As I listened, I didn't wonder that the jury looked as if they already considered me guilty: but I smiled to myself when I thought how utterly Emily's and the ploughman's evidence would rebut this unworthy suspicion.
The next witness was the Museum cleaner. His evidence at first produced nothing fresh, but just at last, counsel set before him a paper, containing a few scraps of yellow metal, and asked him triumphantly whether he recognized them. He answered yes.
There was a profound silence. The court was interested and curious. I couldn't quite understand it all, but I felt a terrible sinking.
"What are they?" asked the hostile barrister.
"They are some fragments of gold which I found in shaking the cocoa-nut matting on the floor of gallery 27 the Saturday after the attempted theft."
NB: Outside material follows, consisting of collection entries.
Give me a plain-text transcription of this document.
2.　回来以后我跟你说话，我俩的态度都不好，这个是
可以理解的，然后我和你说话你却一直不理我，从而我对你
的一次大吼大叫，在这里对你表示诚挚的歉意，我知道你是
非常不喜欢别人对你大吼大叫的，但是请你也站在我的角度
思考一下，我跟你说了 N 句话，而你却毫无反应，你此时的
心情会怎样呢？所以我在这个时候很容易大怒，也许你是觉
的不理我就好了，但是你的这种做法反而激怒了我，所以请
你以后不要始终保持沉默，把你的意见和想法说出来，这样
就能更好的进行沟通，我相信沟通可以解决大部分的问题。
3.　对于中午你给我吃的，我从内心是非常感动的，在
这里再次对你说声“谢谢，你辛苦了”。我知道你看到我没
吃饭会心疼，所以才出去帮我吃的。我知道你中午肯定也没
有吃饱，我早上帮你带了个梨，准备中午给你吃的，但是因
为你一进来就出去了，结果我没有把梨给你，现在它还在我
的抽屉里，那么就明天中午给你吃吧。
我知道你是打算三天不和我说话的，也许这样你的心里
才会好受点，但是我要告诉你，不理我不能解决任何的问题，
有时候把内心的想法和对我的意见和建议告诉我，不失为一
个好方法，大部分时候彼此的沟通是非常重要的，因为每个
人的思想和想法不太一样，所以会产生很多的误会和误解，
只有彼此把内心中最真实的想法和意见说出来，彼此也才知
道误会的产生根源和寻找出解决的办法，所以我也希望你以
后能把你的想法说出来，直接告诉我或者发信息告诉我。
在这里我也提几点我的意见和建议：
I felt as if a mine had unexpectedly been sprung beneath me. How on earth those fragments of soft gold could ever have got there I couldn't imagine; but I saw the damaging nature of this extraordinary and inexplicable coincidence in half a second.
My counsel cross-examined all the witnesses for the prosecution, but failed to elicit anything of any value from any one of them. On the contrary, his questions put to the metallurgist of the Mint, who was called to prove the quality of the gold, only brought out a very strong opinion to the effect that the clippings were essentially similar in character to the metal composing the clipped Wulfric.